In typical cases, however,
neither of those comes into effect; the AI and script routines are the final speed limit. With poor graphics cards, vertex/pixel throughput may limit you. With any kind of modern card and vanilla, the CPU is the issue. Collision can be expensive, depending on the present model's collision flags and whether the player (or any other creatures) are within the surrounding bounding box (the engine may, or may not, be able to cull).
There is another thing that can slow you down and thats the painting of the actual textures onto the polys. Trying to paint a large texture onto very few polys can cause a slow down and I forget the reason for this but it can happen. I beleive I read this in regards to a gambryo model in fact, about how someone was getting a slow down despite a very simple model.
Larger textures are always slower than small ones, and depending on the filtering mode and scaling involved, it can become more or less so. This is the general reason why 8x AF can effect speed.
This is also another example of what can introduce another choke point. Cards with small amounts of VRAM (say a 512 card) may be forced to swap to system RAM, which kills speed.
Typically that won't happen because Morrowind
usually doesn't fill VRAM, but there are cases where (with texture replacers, high poly models, or larger areas), more memory will be used. If some data has to be stored in the system memory pool, speed drops off sharply.
significantly[/i] increased speed, it would be in use and widespread.
Of course, and there's no magic fix, nor is one really possible without rewriting the core render code. The Gamebryo render code, for the Morrowind-era version, is pretty solid and well written, and typically fast.
All that said, if you can indeed prove that I am completely wrong I will change things to reflect correctness. I hope I have countered everything effectively.
Read the DirectX 8.1 and 9.0c SDK documentation, it has a more thorough treatment of some of these things than I could type.

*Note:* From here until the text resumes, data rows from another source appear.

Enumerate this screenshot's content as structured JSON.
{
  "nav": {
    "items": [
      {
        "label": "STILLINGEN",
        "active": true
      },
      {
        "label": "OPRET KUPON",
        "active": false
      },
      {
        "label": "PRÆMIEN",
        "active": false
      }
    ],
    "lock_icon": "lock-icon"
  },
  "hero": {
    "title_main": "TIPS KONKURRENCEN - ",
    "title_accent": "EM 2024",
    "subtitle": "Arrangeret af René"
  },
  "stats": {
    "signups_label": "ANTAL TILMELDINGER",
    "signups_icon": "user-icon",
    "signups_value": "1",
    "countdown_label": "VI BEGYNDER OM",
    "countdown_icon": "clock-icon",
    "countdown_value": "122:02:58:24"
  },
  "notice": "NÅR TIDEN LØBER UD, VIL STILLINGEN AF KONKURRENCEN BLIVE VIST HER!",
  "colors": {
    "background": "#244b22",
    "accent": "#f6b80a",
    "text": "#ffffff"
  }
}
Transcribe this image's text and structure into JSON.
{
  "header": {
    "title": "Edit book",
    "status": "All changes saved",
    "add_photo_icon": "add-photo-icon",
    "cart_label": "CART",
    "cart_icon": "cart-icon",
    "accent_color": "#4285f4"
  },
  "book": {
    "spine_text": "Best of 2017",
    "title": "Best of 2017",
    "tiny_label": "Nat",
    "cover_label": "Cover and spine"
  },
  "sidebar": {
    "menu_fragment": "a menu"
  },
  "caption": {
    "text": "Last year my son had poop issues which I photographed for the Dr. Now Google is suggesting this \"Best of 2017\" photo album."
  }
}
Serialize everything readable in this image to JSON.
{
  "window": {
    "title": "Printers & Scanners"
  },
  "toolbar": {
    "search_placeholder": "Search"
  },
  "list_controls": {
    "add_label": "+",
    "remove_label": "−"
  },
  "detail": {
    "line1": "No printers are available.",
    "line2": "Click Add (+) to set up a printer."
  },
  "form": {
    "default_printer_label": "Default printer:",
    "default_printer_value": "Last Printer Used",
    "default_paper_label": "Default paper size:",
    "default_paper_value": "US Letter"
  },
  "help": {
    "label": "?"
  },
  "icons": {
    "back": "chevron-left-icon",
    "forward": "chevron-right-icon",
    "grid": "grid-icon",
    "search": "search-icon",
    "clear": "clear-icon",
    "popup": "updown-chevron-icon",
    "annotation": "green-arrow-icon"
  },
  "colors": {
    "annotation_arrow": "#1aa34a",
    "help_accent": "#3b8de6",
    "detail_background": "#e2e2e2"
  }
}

While the general idea of your guide is sound, too general a treatment isn't helpful, and it's very difficult to get specific without getting very specific. I'm sure my post contradicts itself at least a few times and is highly uncertain, mostly because there's no simple answer here (which is my whole point). There are a few things (get a better CPU, SSD drives, etc) that can have some effect sometimes, but none of the issues you may face are simple.
Don't get me wrong, I like the idea of such a guide, but I'm not sure it's possible to do effectively, or without confusing people. If it is, I think it will take a lot of benchmarking across systems to figure out which of the possible issues are popping up and why. If you do chose to set up a test suite and run some, I should be able to contribute a system or three and provide statistics for a small variety of hardware.